Thursday, June 7, 2007
Can a man write a story on Atlantis–or is it better to leave the word to work on its own? –C.S. Lewis

I recently read Lewis’ essay “On Stories.” He maintains that one likes a story not for the mere sequence of events, but rather for the emotional quality that arises out of that sequence. The Story is not the thing. Lewis contends that the story is simply the net to catch something else. A story is a net to catch a particular ambience or emotional vapor. This is why we revisit a story. In essence, we don’t revisit the world of Jane Austen because we are desperate to know if the fair protagonist will ensnare the rich guy, but rather we return to her books because we wish to immerse ourselves in an ethereal grace and civility. If we were merely after a “Boy Meets Girl” story, then we could interchangeably satisfy our appetite with a Sweet Valley High novel, but it wouldn’t provoke the same internal response would it?
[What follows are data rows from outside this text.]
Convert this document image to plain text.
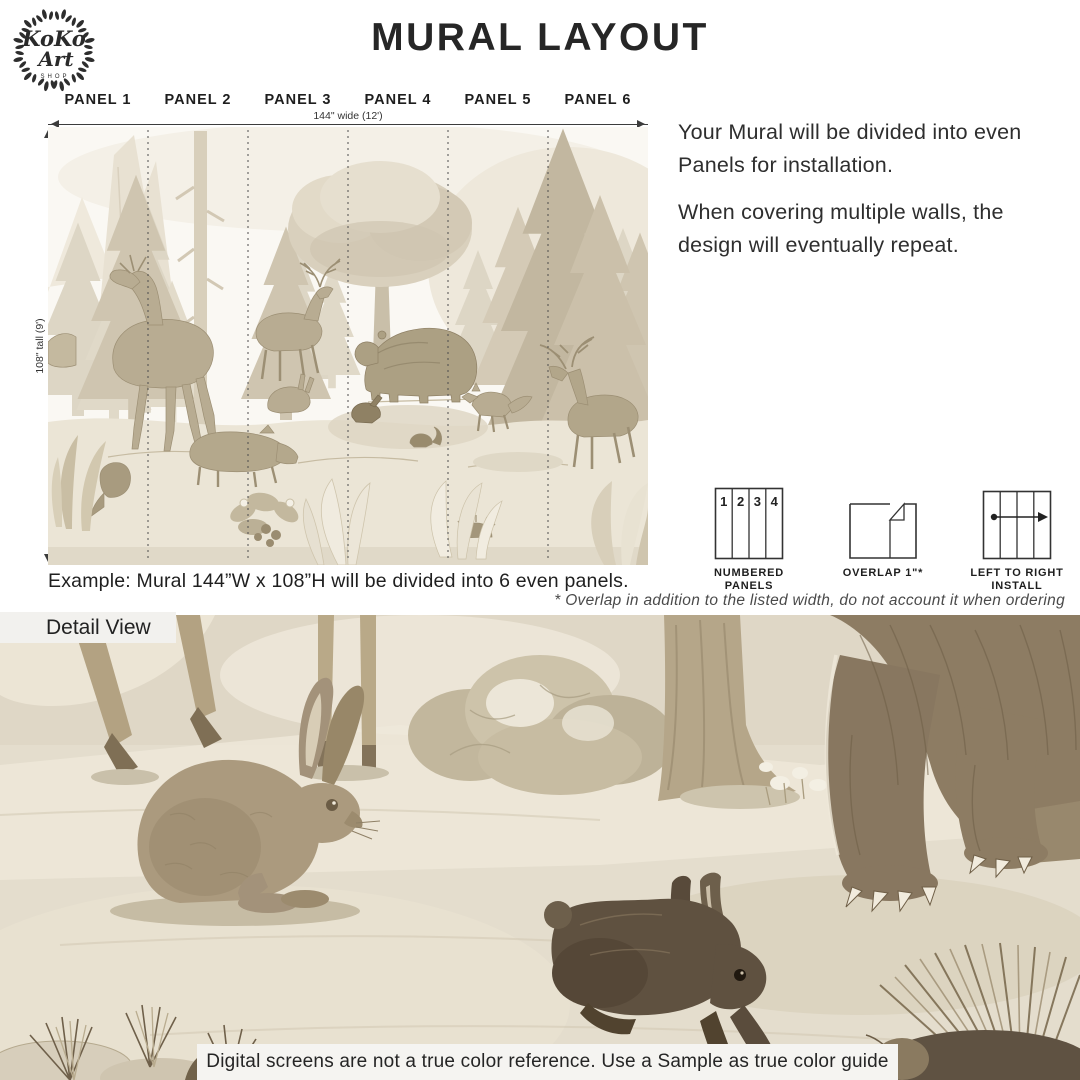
KoKo
Art
SHOP
MURAL LAYOUT
PANEL 1	PANEL 2	PANEL 3	PANEL 4	PANEL 5	PANEL 6
144" wide (12')
108" tall (9')
Example: Mural 144”W x 108”H will be divided into 6 even panels.

Your Mural will be divided into even Panels for installation.

When covering multiple walls, the design will eventually repeat.

1 2 3 4
NUMBERED PANELS
OVERLAP 1"*	LEFT TO RIGHT INSTALL
* Overlap in addition to the listed width, do not account it when ordering
Detail View
Digital screens are not a true color reference. Use a Sample as true color guide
I think I agree with Lewis’ thesis, but it made me ask myself, why story then? Why don’t we just drink at the fountain of poetry or music or something? I’m sure there is a jazz age poem that could give us the same gleaming elegance of Fitzerald. So why do we want to wade through plot complications and human conflict?

I haven’t found the answer, but I am leaning toward one. Perhaps we like to see incomprehensible humanity made comprehensible. As life is a series of events, perhaps we like that a story that not only possesses a series of events, but also arranges them in such a manner as to bestow to us meaning and emotional resonance. Like individual atoms that form matter, events cohere to form a narrative.

At their best, stories properly assembled can display a transcendent good. The same is true with properly assembled lives. Such a parallel is no doubt pleasing.